London is the worst affected region, but local leaders in Northamptonshire and Devon have also come forward warning they both have six practices under threat, while Doncaster, Leicestershire, Sunderland and Sussex LMCs have all reported practices are considering handing back contracts.
Pulse asked LMC leaders across the country how many practices had contacted them regarding the possibility of closing.
A spokesperson for Londonwide LMCs said ‘current indications are around 28-30.’
Dr Tony Grewal, medical secretary of Londonwide LMCs, said that the capital was particularly badly affected by MPIG.
He said: ‘NHS England (London) have explicitly stated that no money is available to support practices severely affected by the withdrawing of MPIG payments. They have offered organisational support to practices from within existing resources.’
‘Londonwide [LMCs] have made a number of other suggestions for their consideration, including temporary bridging payments to practices… and we are waiting for their considered response.’
Pulse has reported that Jubilee Practice in Tower Hamlets, east London, has already put a ‘red button date’ in place, which may see them having to close.
Virginia Patania, practice manager, said that there was now a ‘very large campaign’ called Save Our Surgeries being led by the practice to highlight the potential of closures.
She said: ‘It’s something we are looking at in a way we have never look at before. Part of it is funding, part of it is recruitment. In Tower Hamlets a fair number of us, for a collection of reasons, would say our viability is severely limited over the next year or two.’
‘There’s definitely a view from NHS England that mergers are the way of the future. But you need to get to the future to consider this. No support has been given to practices in that transition.’
In Devon, LMC leader Dr Mark Sanford-Wood said: ‘In terms of closures, we haven’t seen any yet, but we have on our radar at least half a dozen practices we are very concerned about. It is highly likely that a good number will end up closing by the end of the year.’
‘I’ve been involved with the LMC for 20 years and I’ve never seen this before. For this to start happening now is significant.’

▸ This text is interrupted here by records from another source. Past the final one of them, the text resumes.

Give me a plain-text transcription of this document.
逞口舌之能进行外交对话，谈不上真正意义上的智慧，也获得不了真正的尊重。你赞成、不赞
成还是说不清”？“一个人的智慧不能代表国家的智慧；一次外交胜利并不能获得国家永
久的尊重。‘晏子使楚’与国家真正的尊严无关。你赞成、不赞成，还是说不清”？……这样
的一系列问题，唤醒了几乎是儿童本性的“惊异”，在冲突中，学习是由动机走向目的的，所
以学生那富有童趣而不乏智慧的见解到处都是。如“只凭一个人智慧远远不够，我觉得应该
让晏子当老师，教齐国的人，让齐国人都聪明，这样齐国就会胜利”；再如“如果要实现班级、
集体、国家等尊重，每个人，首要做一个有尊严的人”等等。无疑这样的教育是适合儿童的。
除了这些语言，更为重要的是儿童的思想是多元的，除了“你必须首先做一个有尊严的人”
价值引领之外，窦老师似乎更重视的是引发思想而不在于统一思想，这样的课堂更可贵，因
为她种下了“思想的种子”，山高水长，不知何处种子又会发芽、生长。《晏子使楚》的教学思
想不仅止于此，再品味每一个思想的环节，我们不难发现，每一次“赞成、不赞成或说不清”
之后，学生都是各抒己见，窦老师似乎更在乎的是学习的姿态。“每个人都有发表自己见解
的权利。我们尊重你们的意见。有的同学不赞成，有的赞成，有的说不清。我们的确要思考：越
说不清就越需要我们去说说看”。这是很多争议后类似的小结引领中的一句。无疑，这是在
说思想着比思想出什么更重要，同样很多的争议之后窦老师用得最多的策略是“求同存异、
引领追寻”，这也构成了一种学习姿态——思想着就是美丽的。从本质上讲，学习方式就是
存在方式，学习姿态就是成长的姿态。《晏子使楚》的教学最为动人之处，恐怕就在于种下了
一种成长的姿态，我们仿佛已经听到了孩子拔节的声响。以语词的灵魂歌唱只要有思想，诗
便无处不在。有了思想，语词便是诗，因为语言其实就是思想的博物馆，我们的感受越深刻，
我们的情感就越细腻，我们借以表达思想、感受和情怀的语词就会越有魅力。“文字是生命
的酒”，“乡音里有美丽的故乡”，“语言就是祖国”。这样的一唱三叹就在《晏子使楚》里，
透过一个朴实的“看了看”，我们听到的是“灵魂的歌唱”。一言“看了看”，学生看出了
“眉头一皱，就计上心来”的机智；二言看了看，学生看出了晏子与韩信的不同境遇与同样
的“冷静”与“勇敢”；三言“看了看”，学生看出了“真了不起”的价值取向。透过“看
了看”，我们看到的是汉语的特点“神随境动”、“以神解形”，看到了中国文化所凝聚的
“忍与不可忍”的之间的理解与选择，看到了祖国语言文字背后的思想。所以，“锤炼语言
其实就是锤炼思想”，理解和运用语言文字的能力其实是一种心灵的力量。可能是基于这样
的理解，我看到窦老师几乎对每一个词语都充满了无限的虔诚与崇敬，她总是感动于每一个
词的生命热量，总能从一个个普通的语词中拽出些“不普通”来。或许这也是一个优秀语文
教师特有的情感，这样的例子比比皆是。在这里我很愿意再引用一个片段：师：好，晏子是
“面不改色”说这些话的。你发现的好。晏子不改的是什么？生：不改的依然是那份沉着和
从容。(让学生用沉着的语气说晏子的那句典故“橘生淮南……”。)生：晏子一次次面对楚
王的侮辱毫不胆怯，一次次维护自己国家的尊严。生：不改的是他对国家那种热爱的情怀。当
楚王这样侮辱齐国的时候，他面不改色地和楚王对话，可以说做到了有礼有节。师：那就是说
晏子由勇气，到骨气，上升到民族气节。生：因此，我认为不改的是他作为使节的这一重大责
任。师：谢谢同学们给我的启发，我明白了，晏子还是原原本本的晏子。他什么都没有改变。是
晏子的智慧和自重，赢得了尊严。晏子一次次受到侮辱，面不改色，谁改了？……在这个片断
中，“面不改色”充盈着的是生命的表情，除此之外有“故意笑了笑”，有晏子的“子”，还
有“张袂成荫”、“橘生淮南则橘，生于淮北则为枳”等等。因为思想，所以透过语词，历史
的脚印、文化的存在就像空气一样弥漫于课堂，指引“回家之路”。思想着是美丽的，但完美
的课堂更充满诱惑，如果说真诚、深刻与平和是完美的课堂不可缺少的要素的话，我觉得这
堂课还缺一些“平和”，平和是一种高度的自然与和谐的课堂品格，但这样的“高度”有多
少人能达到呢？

Dr Beth McCarron-Nash, GPC negotiator, told Pulse: ‘I am certainly hearing anecdotally about more and more practices considering their options. It’s a perfect storm of problems. Some of that is the contract imposition from 2013, some is from funding swings as a result of MPIG redistribution.
‘That, along with spiralling workload and increasing demand… is having a catastrophic effect on practices and are struggling to cope.’